Ostensibly, Jason and the Argonauts is the story of the hero Jason — hero being defined in this case as a demigod — who embarks on a quest to recover the golden fleece.
(A note on the golden fleece: practically, the description of this (fictional) artifact might have emerged from the real-life practice of collecting gold from running water by laying sheepskins in the stream. Just as they demonstrated earlier, in “What The Ancients Did For Us”!)
In the classic tradition of Greek epics, the story starts when a king (Pelias) tries to prevent his eventual overthrow by killing off potential prophesied usurpers before they can come of age — but in doing so, he only succeeds in laying the path for the thing he feared the most.

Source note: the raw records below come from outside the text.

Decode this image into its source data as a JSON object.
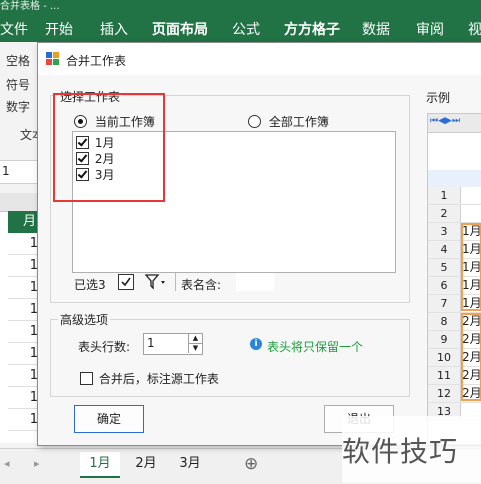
{
  "app": {
    "title_partial": "合并表格 - ...",
    "ribbon_tabs": [
      "文件",
      "开始",
      "插入",
      "页面布局",
      "公式",
      "方方格子",
      "数据",
      "审阅",
      "视"
    ],
    "active_tabs": [
      "页面布局",
      "方方格子"
    ],
    "ribbon_items": [
      "空格",
      "符号",
      "数字",
      "文本"
    ],
    "name_box": "1",
    "column_header": "月",
    "left_cells": [
      "1",
      "1",
      "1",
      "1",
      "1",
      "1",
      "1",
      "1",
      "1"
    ]
  },
  "dialog": {
    "title": "合并工作表",
    "select_group_title": "选择工作表",
    "radio_current": "当前工作簿",
    "radio_all": "全部工作簿",
    "radio_current_selected": true,
    "sheets": [
      {
        "label": "1月",
        "checked": true
      },
      {
        "label": "2月",
        "checked": true
      },
      {
        "label": "3月",
        "checked": true
      }
    ],
    "selected_count_label": "已选3",
    "sheetname_label": "表名含:",
    "sheetname_value": "",
    "advanced_group_title": "高级选项",
    "header_rows_label": "表头行数:",
    "header_rows_value": "1",
    "info_text": "表头将只保留一个",
    "mark_source_label": "合并后，标注源工作表",
    "mark_source_checked": false,
    "ok_label": "确定",
    "cancel_label": "退出",
    "highlight_color": "#e53935",
    "info_color": "#1a9d3c"
  },
  "preview": {
    "title": "示例",
    "row_numbers": [
      "1",
      "2",
      "3",
      "4",
      "5",
      "6",
      "7",
      "8",
      "9",
      "10",
      "11",
      "12",
      "13"
    ],
    "row_values": [
      "",
      "",
      "1月",
      "1月",
      "1月",
      "1月",
      "1月",
      "2月",
      "2月",
      "2月",
      "2月",
      "2月",
      ""
    ],
    "group_color": "#f0a050"
  },
  "sheet_tabs": {
    "tabs": [
      "1月",
      "2月",
      "3月"
    ],
    "active": "1月",
    "add_label": "⊕"
  },
  "watermark": {
    "text": "软件技巧"
  }
}
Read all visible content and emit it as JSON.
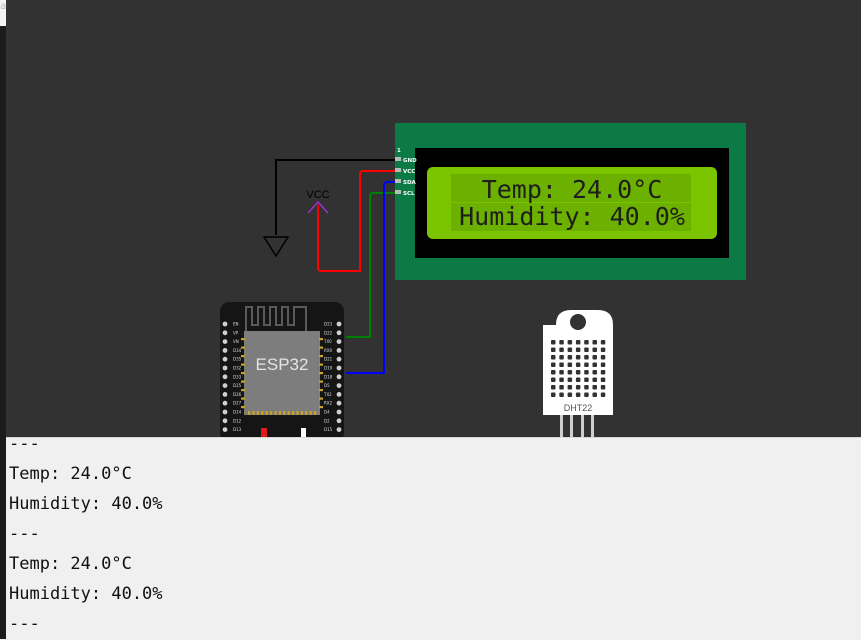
{
  "canvas": {
    "background": "#323232",
    "vcc_label": "VCC",
    "lcd": {
      "line1": "Temp: 24.0°C",
      "line2": "Humidity: 40.0%",
      "pin1_label": "1",
      "pin_labels": [
        "GND",
        "VCC",
        "SDA",
        "SCL"
      ],
      "board_color": "#0b7a45",
      "screen_color": "#7bc400"
    },
    "esp32": {
      "chip_label": "ESP32",
      "left_pins": [
        "EN",
        "VP",
        "VN",
        "D34",
        "D35",
        "D32",
        "D33",
        "D25",
        "D26",
        "D27",
        "D14",
        "D12",
        "D13"
      ],
      "right_pins": [
        "D23",
        "D22",
        "TX0",
        "RX0",
        "D21",
        "D19",
        "D18",
        "D5",
        "TX2",
        "RX2",
        "D4",
        "D2",
        "D15"
      ]
    },
    "sensor": {
      "label": "DHT22"
    },
    "wire_colors": {
      "gnd": "#000000",
      "vcc": "#ff0000",
      "sda": "#0000ff",
      "scl": "#008000",
      "power_symbol": "#9b30d0"
    }
  },
  "console": {
    "lines": [
      "---",
      "Temp: 24.0°C",
      "Humidity: 40.0%",
      "---",
      "Temp: 24.0°C",
      "Humidity: 40.0%",
      "---"
    ]
  }
}
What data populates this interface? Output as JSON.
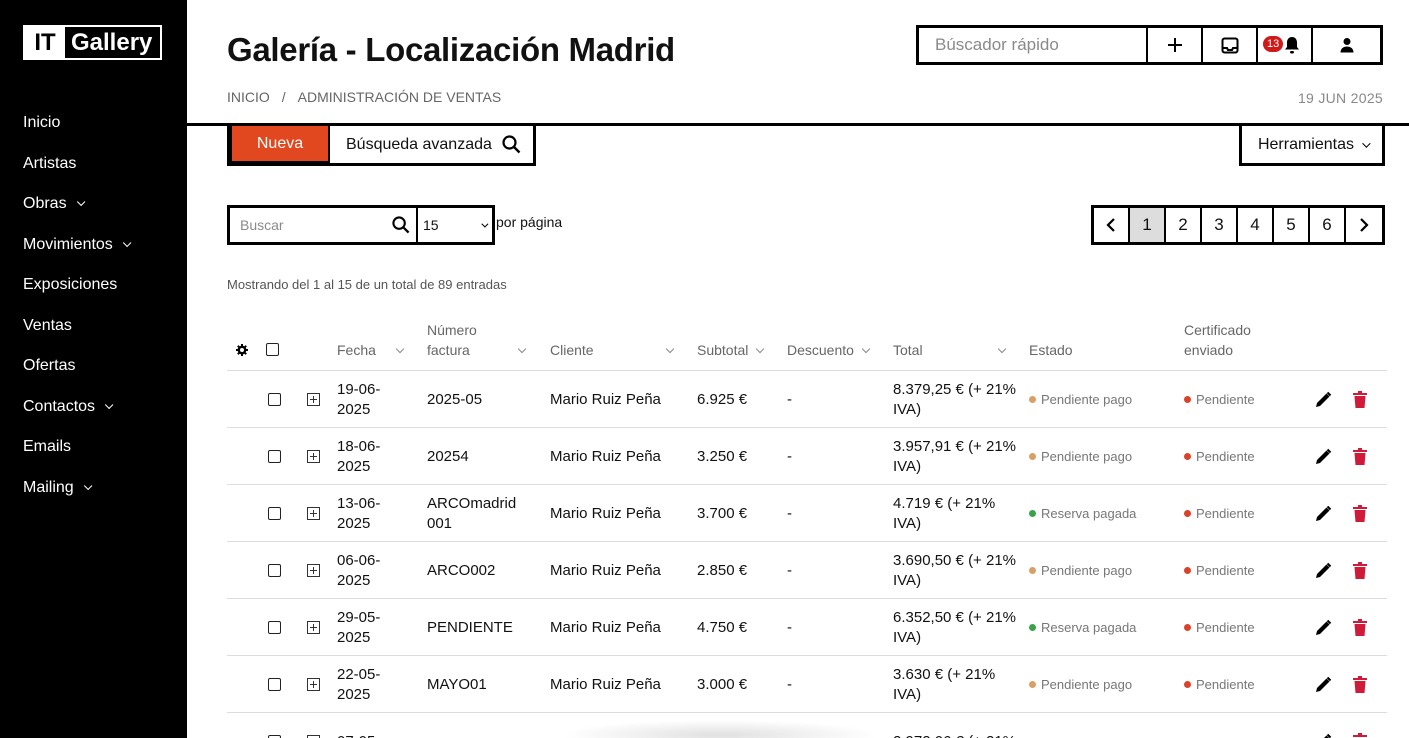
{
  "brand": {
    "it": "IT",
    "name": "Gallery"
  },
  "sidebar": {
    "items": [
      {
        "label": "Inicio",
        "has_children": false
      },
      {
        "label": "Artistas",
        "has_children": false
      },
      {
        "label": "Obras",
        "has_children": true
      },
      {
        "label": "Movimientos",
        "has_children": true
      },
      {
        "label": "Exposiciones",
        "has_children": false
      },
      {
        "label": "Ventas",
        "has_children": false
      },
      {
        "label": "Ofertas",
        "has_children": false
      },
      {
        "label": "Contactos",
        "has_children": true
      },
      {
        "label": "Emails",
        "has_children": false
      },
      {
        "label": "Mailing",
        "has_children": true
      }
    ]
  },
  "header": {
    "title": "Galería - Localización Madrid",
    "breadcrumb": [
      "INICIO",
      "/",
      "ADMINISTRACIÓN DE VENTAS"
    ],
    "date": "19 JUN 2025",
    "quick_search_placeholder": "Búscador rápido",
    "notification_count": "13",
    "icons": [
      "plus-icon",
      "inbox-icon",
      "bell-icon",
      "user-icon"
    ]
  },
  "actions": {
    "new_label": "Nueva",
    "advanced_search_label": "Búsqueda avanzada",
    "tools_label": "Herramientas"
  },
  "filter": {
    "search_placeholder": "Buscar",
    "per_page_value": "15",
    "per_page_label": "por página"
  },
  "pagination": {
    "pages": [
      "1",
      "2",
      "3",
      "4",
      "5",
      "6"
    ],
    "current": "1"
  },
  "summary": "Mostrando del 1 al 15 de un total de 89 entradas",
  "colors": {
    "accent": "#e2481f",
    "pending": "#d9a066",
    "paid": "#3aa34a",
    "cert_pending": "#d9432a",
    "delete": "#d01a3a"
  },
  "table": {
    "columns": {
      "fecha": "Fecha",
      "numero": "Número factura",
      "cliente": "Cliente",
      "subtotal": "Subtotal",
      "descuento": "Descuento",
      "total": "Total",
      "estado": "Estado",
      "certificado": "Certificado enviado"
    },
    "rows": [
      {
        "fecha": "19-06-2025",
        "numero": "2025-05",
        "cliente": "Mario Ruiz Peña",
        "subtotal": "6.925 €",
        "descuento": "-",
        "total": "8.379,25 € (+ 21% IVA)",
        "estado": "Pendiente pago",
        "estado_kind": "pending",
        "certificado": "Pendiente"
      },
      {
        "fecha": "18-06-2025",
        "numero": "20254",
        "cliente": "Mario Ruiz Peña",
        "subtotal": "3.250 €",
        "descuento": "-",
        "total": "3.957,91 € (+ 21% IVA)",
        "estado": "Pendiente pago",
        "estado_kind": "pending",
        "certificado": "Pendiente"
      },
      {
        "fecha": "13-06-2025",
        "numero": "ARCOmadrid 001",
        "cliente": "Mario Ruiz Peña",
        "subtotal": "3.700 €",
        "descuento": "-",
        "total": "4.719 € (+ 21% IVA)",
        "estado": "Reserva pagada",
        "estado_kind": "paid",
        "certificado": "Pendiente"
      },
      {
        "fecha": "06-06-2025",
        "numero": "ARCO002",
        "cliente": "Mario Ruiz Peña",
        "subtotal": "2.850 €",
        "descuento": "-",
        "total": "3.690,50 € (+ 21% IVA)",
        "estado": "Pendiente pago",
        "estado_kind": "pending",
        "certificado": "Pendiente"
      },
      {
        "fecha": "29-05-2025",
        "numero": "PENDIENTE",
        "cliente": "Mario Ruiz Peña",
        "subtotal": "4.750 €",
        "descuento": "-",
        "total": "6.352,50 € (+ 21% IVA)",
        "estado": "Reserva pagada",
        "estado_kind": "paid",
        "certificado": "Pendiente"
      },
      {
        "fecha": "22-05-2025",
        "numero": "MAYO01",
        "cliente": "Mario Ruiz Peña",
        "subtotal": "3.000 €",
        "descuento": "-",
        "total": "3.630 € (+ 21% IVA)",
        "estado": "Pendiente pago",
        "estado_kind": "pending",
        "certificado": "Pendiente"
      },
      {
        "fecha": "07-05-",
        "numero": "",
        "cliente": "",
        "subtotal": "",
        "descuento": "",
        "total": "2.972,06 € (+ 21%",
        "estado": "",
        "estado_kind": "",
        "certificado": ""
      }
    ]
  }
}
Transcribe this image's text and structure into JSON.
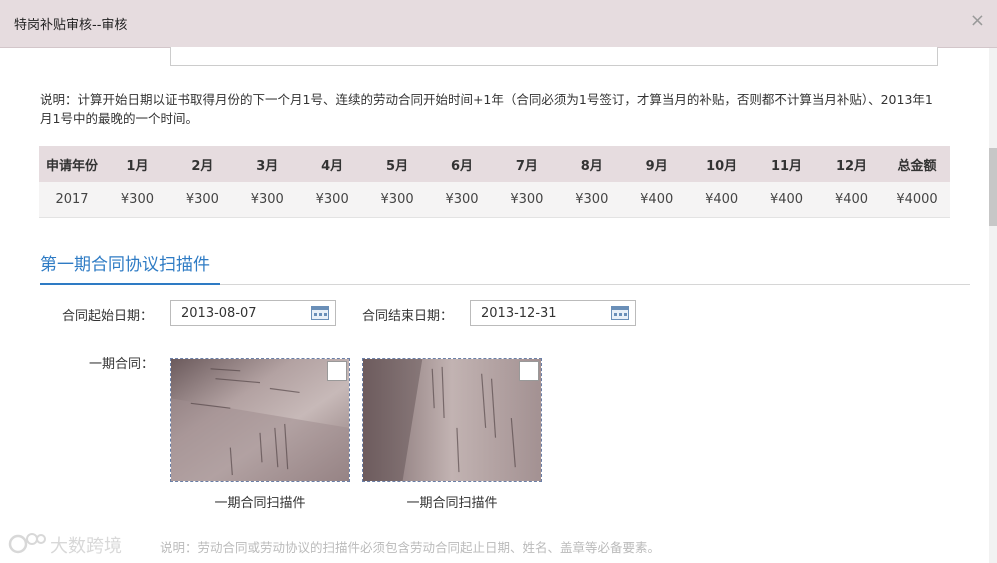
{
  "dialog": {
    "title": "特岗补贴审核--审核",
    "close_glyph": "×"
  },
  "note": "说明：计算开始日期以证书取得月份的下一个月1号、连续的劳动合同开始时间+1年（合同必须为1号签订，才算当月的补贴，否则都不计算当月补贴）、2013年1月1号中的最晚的一个时间。",
  "table": {
    "headers": [
      "申请年份",
      "1月",
      "2月",
      "3月",
      "4月",
      "5月",
      "6月",
      "7月",
      "8月",
      "9月",
      "10月",
      "11月",
      "12月",
      "总金额"
    ],
    "rows": [
      [
        "2017",
        "¥300",
        "¥300",
        "¥300",
        "¥300",
        "¥300",
        "¥300",
        "¥300",
        "¥300",
        "¥400",
        "¥400",
        "¥400",
        "¥400",
        "¥4000"
      ]
    ]
  },
  "section": {
    "title": "第一期合同协议扫描件",
    "start_label": "合同起始日期：",
    "start_value": "2013-08-07",
    "end_label": "合同结束日期：",
    "end_value": "2013-12-31",
    "contract_label": "一期合同：",
    "images": [
      {
        "caption": "一期合同扫描件"
      },
      {
        "caption": "一期合同扫描件"
      }
    ]
  },
  "watermark_text": "大数跨境",
  "bottom_note": "说明：劳动合同或劳动协议的扫描件必须包含劳动合同起止日期、姓名、盖章等必备要素。",
  "colors": {
    "header_bg": "#e6dcdf",
    "accent": "#2e7bc4"
  }
}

Twenty years later, a grown-up Jason fishes Pelias out of a river, and the king decides to encourage him to take on a dangerous quest, hoping he’ll die without Pelias having to do it himself.
After some posturing and discus throwing, Jason recruits a bunch of his buddies and they sail off in a specially-designed ship, the Argo.
Then they do some hero stuff, but the rest of the movie is basically an excuse to show off the incredibly awesome stop-motion work of genre master Ray Harryhausen, who considered this his best film. And I agree.
Skeleton children of the hydra:
The awakening of Talos:
The skeleton clip lasts four minutes, but it took more than four months to create. Every tiny movement is the result of the touch of a human hand. Incredible.
I’m resisting posting videos of the other cool stuff, so that I don’t overwhelm this post with clips. But seeing these makes me feel like the Cat from Red Dwarf. YOW!
Anyway, back to the story — most of the heroes die in the battle, but Jason escapes the spookies, gets the girl and returns home, where he gets to rule two kingdoms and have a lifetime of adventures.
But what does all that matter, when you remember that we’re all (literal!) pawns of the immortals, eh?